Ia menerima pendidikan yang berbeda dari perempuan sebayanya dan zamannya, yaitu kesempatan untuk masuk ke dunia intelektual akademik yang pada masa itu hanya terbuka bagi laki-laki.

Ketika Ban Gu, kakaknya menghembuskan nafas terakhir sebelum menyelesaikan tugas membuat buku sejarah resmi Dinasti Han, Ban Zhao ditunjuk untuk menyelesaikan pekerjaan itu.

Melalui penugasan ini memperlihatkan bahwa kompetensinya bukan sembarangan karena kepercayaan besar yang diberikan kepada Ban Zhao merupakan otoritas kerajaan.
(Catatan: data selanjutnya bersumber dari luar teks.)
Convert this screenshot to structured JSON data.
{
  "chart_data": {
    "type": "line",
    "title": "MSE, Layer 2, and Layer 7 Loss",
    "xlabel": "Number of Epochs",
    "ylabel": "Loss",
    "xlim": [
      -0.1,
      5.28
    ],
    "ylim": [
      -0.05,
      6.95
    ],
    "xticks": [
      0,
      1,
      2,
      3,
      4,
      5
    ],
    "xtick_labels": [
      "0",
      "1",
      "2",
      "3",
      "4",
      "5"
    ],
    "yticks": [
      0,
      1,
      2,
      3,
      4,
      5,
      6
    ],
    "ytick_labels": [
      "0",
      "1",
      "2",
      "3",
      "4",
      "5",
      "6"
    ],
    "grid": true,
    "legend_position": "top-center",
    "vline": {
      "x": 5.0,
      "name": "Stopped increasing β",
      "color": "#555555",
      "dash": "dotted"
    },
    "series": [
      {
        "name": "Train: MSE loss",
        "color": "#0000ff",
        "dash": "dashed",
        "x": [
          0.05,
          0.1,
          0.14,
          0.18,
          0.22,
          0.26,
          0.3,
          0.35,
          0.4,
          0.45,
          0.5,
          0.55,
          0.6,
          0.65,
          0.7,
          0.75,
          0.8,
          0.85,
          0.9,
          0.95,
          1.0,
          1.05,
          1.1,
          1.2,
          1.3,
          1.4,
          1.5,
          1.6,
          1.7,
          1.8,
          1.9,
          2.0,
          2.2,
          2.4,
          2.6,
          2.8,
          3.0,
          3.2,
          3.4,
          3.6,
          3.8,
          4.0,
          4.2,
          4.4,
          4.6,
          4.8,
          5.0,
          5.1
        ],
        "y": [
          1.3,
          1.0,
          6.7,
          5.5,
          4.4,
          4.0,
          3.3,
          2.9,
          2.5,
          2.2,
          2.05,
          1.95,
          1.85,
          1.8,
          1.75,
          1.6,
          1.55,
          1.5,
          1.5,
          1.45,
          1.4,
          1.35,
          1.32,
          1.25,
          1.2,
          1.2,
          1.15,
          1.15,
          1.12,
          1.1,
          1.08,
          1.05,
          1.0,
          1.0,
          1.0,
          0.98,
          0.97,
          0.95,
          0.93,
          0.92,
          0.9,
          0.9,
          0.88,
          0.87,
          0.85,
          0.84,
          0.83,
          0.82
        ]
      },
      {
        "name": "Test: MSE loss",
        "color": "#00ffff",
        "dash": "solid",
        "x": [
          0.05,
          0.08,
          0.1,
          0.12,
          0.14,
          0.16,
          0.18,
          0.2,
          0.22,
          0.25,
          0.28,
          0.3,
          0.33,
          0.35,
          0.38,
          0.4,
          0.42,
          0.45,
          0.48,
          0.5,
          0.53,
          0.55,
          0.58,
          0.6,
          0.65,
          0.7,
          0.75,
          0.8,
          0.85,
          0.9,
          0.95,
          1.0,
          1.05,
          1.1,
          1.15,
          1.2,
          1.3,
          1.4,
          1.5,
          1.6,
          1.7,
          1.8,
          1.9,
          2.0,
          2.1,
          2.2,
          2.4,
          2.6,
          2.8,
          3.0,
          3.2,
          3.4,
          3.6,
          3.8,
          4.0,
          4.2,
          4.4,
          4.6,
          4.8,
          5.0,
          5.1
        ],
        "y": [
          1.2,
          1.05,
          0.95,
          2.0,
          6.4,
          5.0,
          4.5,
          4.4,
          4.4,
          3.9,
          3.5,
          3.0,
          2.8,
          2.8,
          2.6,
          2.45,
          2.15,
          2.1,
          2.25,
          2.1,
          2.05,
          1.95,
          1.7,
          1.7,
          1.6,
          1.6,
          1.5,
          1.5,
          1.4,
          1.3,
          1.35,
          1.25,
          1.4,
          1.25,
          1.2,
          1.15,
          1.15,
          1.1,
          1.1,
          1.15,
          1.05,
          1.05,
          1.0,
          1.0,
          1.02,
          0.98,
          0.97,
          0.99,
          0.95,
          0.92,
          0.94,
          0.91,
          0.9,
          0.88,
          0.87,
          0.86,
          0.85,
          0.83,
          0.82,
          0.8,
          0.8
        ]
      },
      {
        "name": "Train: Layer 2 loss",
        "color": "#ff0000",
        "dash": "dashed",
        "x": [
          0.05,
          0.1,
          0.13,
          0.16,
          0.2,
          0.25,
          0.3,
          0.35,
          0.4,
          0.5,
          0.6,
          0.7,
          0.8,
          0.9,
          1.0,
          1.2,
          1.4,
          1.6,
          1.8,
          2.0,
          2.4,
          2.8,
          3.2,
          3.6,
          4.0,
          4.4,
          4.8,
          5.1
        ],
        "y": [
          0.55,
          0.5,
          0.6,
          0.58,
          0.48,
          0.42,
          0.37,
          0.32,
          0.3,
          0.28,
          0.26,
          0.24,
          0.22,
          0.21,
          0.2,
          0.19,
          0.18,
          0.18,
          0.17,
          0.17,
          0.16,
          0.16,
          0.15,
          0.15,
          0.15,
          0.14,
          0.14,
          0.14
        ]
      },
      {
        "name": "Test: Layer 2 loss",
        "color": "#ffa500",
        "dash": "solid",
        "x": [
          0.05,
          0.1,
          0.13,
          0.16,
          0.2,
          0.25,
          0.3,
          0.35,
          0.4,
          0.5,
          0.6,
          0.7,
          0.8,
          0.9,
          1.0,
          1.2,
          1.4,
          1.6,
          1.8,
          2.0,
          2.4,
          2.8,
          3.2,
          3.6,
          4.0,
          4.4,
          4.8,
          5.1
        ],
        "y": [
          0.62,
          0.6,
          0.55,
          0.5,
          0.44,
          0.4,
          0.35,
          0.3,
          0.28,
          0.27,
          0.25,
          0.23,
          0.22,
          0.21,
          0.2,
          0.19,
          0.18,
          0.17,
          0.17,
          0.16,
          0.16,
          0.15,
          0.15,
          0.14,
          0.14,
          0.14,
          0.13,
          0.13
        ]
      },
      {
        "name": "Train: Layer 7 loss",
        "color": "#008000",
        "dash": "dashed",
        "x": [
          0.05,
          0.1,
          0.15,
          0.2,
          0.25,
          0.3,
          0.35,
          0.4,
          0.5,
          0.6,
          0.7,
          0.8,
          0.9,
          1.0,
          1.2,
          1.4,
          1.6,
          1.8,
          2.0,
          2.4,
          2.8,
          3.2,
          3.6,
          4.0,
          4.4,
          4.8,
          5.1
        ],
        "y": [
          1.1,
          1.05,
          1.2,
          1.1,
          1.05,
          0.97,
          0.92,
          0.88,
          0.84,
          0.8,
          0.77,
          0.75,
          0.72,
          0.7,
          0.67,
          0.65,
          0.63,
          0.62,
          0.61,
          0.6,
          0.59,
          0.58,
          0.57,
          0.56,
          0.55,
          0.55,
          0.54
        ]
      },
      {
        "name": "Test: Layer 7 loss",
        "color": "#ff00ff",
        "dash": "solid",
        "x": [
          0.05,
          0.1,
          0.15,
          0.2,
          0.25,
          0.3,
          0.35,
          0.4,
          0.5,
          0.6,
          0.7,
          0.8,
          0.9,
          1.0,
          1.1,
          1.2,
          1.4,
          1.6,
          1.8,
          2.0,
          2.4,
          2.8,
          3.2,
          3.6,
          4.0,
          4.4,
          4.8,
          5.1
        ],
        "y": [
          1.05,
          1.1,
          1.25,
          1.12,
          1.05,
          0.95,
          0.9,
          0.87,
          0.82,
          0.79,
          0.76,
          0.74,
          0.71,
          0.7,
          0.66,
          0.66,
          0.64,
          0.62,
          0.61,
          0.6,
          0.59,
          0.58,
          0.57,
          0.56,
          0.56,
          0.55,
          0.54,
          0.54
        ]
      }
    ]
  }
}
Baca Juga: Jadi National Director Baru Miss Universe Indonesia, Teuku Zacky: Perempuan Ujung Tombak Minat Generasi akan Budaya

Karyanya ini dikenal sebagai Han Shu atau lebih akrab sebagai Sejarah Dinasti Han. Di sinilah Ban Zhao menunjukkan kemampuan dia dalam menyusun kisah sejarah dan analisis kritis yang menjadi dasar penting hingga berabad-abad kemudian.

Selain karya yang bertema kesejarahan, Ban Zhao juga dikenal melalui karya Nujie atau Admonitions for Women (Nasehat bagi Wanita), yang ditulis dengan tujuan mendidik para wanita.
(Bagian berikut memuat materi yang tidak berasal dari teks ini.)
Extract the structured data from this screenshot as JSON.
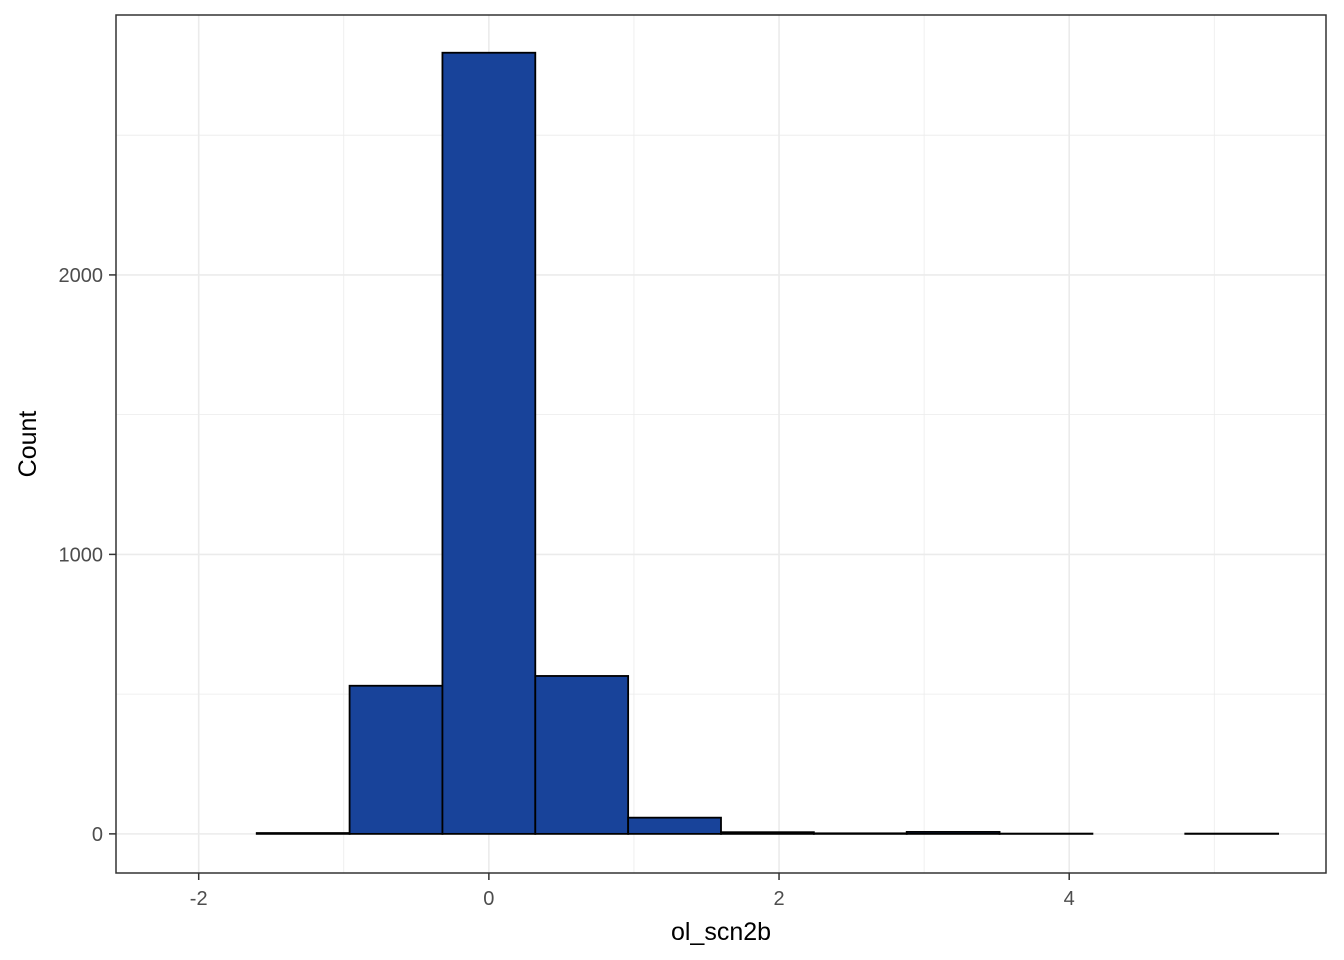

Didikan utamanya berfokus kepada perihal perilaku moral yang sesuai dengan norma-norma Konfusianisme. Nujie juga berisi arahan bagi wanita agar mampu bersikap rendah hati, patuh, dan menjaga martabat keluarga, serta menjadi ibu dan istri yang baik.

Karya ini dipandang dengan berbeda-beda, ada yang menyatakan bahwa nujie sebagai dukungan terhadap pembatasan peran perempuan. Tapi di sisi lain, Ban Zhao dianggap berusaha memberikan pesan praktis bagi perempuan agar mampu bertahan di dalam struktur sosial patriarki yang keras kala itu.

Seiring berjalanya waktu, pandangan terhadap tulisan Ban Zhao terbelah. Beberapa cendekiawan memujinya sebagai pendidik dan pelopor bagi pendidikan perempuan, mereka menganggap bahwa Nujie sebagai bentuk pengajaran moral yang penting.

Di era modern, sejarawan seperti Nancy Lee Swann dan Tienchi Martin-Liao mengapresiasi Ban Zhao sebagai sosok yang mampu memberikan inspirasi bagi pendidikan wanita Tiongkok.

Namun seperti kehidupan yang tidak hanya memiliki satu sisi, Ban Zhao juga menerima kritik dari cendekiawan lainnya seperti Chen Dongyuan dan Van Gulik. Mereka menganggapnya sebagai figur yang yang tidak mendukung perjuangan wanita.

Mereka melihat Nujie sebagai panduan yang merantai perempuan dan bahkan meracuni pandangan masyarakat tentang peran perempuan dalam rumah tangga, mempromosikan kepatuhan yang dianggap begitu patriarki.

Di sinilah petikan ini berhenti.